Enfin, le rapport met en évidence, et c’est là sa troisième grande conclusion, la nécessité de réaliser des investissements en faveur de la résilience qui procurent des avantages en matière de réduction des risques de catastrophe dans les systèmes agroalimentaires et qui améliorent la production et les moyens d’existence agricoles. Les bonnes pratiques de réduction des risques de catastrophe qui sont adaptées au contexte et à la situation géographique et qui sont appliquées au niveau des exploitations constituent des solutions peu coûteuses qui permettent de renforcer la résilience des moyens d’existence et des systèmes agroalimentaires face aux aléas naturels et biologiques. Les études de cas présentées dans cette partie montrent que le recours à de bonnes pratiques permet effectivement d’amoindrir les risques de catastrophe, mais également d’obtenir d’autres avantages non négligeables. Il y a donc lieu d’agir sans tarder pour encourager l’adoption des innovations disponibles, promouvoir le développement de solutions de gestion des risques qui soient plus adaptables et progresser dans les domaines de l’alerte rapide et de l’action anticipatoire.

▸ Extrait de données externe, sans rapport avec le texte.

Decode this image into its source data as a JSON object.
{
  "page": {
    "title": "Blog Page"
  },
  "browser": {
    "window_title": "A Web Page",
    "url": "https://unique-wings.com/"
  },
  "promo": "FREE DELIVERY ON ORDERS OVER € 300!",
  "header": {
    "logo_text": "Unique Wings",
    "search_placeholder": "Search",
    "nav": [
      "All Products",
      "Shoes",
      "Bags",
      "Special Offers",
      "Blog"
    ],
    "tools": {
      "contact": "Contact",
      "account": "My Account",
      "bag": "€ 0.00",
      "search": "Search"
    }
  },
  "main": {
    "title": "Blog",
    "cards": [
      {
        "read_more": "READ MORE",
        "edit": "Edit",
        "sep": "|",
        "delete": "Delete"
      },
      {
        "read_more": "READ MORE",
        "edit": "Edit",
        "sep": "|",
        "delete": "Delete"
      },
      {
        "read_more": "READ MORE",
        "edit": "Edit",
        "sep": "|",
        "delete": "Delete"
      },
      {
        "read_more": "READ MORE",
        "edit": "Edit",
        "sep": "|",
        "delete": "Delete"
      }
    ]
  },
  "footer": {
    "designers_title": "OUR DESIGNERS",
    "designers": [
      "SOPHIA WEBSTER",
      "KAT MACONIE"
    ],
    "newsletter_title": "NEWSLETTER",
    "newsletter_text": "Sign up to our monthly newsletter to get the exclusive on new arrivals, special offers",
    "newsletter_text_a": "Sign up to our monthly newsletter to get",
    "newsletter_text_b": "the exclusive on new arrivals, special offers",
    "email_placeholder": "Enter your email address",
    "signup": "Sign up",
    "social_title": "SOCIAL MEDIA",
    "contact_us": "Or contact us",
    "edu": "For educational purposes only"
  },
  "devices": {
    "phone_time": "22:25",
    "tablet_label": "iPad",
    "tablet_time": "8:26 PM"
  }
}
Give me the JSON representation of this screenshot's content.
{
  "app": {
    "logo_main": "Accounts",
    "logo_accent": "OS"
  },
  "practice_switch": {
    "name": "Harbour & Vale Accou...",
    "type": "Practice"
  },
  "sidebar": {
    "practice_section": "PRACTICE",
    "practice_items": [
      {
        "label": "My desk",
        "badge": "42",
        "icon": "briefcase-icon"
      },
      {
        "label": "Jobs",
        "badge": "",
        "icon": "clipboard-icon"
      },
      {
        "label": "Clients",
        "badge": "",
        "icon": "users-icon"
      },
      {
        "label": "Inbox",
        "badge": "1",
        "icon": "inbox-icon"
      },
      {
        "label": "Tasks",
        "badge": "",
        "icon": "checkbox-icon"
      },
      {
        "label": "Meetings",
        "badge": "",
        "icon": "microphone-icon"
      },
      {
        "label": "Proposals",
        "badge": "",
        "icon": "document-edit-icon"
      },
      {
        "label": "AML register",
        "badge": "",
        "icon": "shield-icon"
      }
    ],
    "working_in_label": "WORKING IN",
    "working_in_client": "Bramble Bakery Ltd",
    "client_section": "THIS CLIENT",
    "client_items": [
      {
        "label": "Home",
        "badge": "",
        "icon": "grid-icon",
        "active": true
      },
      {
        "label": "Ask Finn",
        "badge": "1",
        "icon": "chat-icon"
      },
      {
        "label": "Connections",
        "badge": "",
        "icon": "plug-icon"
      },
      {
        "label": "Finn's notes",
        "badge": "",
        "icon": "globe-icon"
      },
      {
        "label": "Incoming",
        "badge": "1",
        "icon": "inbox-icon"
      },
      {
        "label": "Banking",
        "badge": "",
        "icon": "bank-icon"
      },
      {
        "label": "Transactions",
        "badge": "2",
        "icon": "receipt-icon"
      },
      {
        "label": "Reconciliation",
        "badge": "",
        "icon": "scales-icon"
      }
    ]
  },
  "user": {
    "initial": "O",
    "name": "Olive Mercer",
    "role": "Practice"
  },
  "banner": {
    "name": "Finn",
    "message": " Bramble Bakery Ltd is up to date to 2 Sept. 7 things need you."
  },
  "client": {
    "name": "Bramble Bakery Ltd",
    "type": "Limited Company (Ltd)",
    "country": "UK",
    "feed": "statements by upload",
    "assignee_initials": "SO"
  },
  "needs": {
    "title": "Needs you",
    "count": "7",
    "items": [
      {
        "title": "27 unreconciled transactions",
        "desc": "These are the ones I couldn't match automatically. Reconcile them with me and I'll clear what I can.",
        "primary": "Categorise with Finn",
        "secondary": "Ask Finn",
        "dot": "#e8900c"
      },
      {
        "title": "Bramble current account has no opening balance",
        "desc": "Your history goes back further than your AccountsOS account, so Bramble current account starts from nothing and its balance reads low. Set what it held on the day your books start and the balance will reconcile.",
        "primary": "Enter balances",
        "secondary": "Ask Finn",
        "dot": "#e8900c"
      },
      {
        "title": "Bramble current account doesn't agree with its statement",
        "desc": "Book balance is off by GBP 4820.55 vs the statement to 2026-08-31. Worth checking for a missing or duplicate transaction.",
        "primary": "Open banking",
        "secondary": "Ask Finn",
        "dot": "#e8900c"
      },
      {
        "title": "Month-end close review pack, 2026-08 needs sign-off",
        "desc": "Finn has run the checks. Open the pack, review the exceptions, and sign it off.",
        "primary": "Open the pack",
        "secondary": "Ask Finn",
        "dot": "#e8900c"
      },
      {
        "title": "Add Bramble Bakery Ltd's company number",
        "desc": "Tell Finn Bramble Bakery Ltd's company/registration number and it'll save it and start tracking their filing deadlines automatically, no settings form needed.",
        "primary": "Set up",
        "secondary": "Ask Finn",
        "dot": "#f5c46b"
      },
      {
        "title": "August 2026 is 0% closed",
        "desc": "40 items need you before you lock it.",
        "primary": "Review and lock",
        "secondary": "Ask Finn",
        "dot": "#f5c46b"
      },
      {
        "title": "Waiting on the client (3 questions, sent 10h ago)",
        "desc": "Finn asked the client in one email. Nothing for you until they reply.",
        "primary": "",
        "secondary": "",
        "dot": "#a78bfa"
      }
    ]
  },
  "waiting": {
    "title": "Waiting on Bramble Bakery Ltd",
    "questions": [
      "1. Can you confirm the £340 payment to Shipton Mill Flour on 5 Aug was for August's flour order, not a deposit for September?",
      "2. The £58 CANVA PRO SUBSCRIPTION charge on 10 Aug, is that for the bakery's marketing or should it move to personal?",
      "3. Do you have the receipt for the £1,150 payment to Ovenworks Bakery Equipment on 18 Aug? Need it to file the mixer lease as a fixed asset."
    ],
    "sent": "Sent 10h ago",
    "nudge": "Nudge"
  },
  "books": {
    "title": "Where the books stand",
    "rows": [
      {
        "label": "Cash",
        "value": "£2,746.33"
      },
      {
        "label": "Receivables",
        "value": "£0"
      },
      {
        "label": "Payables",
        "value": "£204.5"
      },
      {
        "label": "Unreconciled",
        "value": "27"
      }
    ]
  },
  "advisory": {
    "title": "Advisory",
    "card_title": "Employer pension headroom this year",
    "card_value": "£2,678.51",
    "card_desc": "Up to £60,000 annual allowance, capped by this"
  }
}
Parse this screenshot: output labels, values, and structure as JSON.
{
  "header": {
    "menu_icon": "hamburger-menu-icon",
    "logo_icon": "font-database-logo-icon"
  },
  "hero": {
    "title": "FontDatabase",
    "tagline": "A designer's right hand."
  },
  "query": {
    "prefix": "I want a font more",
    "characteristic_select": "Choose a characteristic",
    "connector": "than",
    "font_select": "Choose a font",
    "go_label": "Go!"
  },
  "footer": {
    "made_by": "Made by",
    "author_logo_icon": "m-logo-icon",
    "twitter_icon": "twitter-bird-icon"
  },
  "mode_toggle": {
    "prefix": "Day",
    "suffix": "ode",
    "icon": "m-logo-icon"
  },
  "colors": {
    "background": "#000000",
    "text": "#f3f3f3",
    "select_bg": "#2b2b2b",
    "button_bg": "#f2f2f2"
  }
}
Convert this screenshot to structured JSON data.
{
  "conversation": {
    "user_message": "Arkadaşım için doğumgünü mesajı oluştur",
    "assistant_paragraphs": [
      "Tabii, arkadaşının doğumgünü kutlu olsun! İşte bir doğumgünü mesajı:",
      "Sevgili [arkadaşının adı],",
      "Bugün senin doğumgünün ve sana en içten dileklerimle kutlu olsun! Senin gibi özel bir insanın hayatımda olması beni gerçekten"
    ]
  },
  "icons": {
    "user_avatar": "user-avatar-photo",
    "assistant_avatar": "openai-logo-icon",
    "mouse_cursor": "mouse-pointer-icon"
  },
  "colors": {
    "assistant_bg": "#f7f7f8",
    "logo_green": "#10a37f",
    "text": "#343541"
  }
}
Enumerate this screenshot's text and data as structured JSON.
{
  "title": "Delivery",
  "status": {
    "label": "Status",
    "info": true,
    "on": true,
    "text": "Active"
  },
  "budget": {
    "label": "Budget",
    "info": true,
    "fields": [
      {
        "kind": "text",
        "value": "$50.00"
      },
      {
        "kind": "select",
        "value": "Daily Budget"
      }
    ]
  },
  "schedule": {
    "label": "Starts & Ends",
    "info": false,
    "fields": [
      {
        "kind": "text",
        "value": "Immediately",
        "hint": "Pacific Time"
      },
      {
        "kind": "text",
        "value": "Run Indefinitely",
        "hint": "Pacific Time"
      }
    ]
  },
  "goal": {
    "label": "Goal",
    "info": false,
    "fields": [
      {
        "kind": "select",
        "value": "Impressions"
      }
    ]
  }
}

Bien qu’ils ne soient pas encore exhaustifs, les éléments concrets dont on dispose pointent vers un ensemble de mesures qu’il est possible de prendre pour améliorer les évaluations de l’impact des catastrophes et renforcer les politiques de réduction des risques de catastrophe. Les stratégies nationales, sectorielles et locales de réduction des risques de catastrophe sont essentielles pour parvenir à des systèmes agroalimentaires inclusifs et résilients, et les organismes des Nations Unies peuvent grandement contribuer à intégrer la réduction des risques de catastrophe dans les politiques, les programmes et les mécanismes de financement mis en œuvre à l’échelle nationale et sectorielle. Cela étant, il nous faut enrichir notre base de connaissances tirées d’études, de sorte que l’on dispose des éléments factuels nécessaires pour éclairer l’élaboration des politiques et la prise de décisions en vue d’accroître la résilience dans l’agriculture et, de manière plus générale, dans les systèmes agroalimentaires. Il s’agit d’une première étape fondamentale pour parvenir à intégrer une approche multi-aléas de la réduction des risques de catastrophe dans les politiques agricoles et les services de vulgarisation agricole ainsi que dans les stratégies nationales et locales de réduction des risques de catastrophe.